Just fill out the form halfway down this page on the New Zealand government’s website and there is no cost to apply.
The form is simple to fill out and requests personal details as well as the circumstances of the ‘offence.’
All completed applications must then be sent to the email: [email protected] or returned by post.
How it happened
More from PinkNews
The country’s parliament are expunging historical offences after a unanimous vote was passed.

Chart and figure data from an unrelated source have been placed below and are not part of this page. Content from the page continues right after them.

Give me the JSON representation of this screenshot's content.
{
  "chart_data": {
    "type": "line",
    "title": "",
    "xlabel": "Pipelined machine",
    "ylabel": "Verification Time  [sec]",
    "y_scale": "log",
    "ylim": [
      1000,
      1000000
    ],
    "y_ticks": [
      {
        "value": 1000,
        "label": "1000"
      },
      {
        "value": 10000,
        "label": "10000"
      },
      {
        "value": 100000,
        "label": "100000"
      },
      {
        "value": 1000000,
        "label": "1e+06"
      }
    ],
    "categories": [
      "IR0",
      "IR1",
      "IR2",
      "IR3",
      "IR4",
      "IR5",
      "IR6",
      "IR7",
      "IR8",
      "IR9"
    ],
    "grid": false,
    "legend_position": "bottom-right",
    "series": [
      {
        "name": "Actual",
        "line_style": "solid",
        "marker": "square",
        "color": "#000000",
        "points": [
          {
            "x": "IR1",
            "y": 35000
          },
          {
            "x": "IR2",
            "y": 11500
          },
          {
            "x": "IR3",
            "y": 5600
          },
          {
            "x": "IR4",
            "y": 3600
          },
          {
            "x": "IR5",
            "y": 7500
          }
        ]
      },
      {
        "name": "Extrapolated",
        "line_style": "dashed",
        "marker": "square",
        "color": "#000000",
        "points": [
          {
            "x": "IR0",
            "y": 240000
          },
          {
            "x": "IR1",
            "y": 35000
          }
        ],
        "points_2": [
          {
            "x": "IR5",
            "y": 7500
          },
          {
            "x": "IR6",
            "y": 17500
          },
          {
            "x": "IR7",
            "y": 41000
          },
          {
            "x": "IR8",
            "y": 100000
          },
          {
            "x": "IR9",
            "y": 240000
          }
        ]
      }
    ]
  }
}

New Zealand’s finance minister Grant Robertson said in parliament: “We stand tonight, as a Parliament, and we say: ‘I’m sorry,'”
“As a man who has been able to live his life relatively freely as a homosexual male, as a person who is able to come to this Parliament and get heckled and abused by the National Party because I am the Finance Minister, not because I am a gay man.”
“The constant fear and the reminder of the worthlessness and the shame of your mere existence is not something we can put away so easily because it echoes through generations.”
Britons convicted of similar historic offences can also apply to have them deleted via our own Government’s website.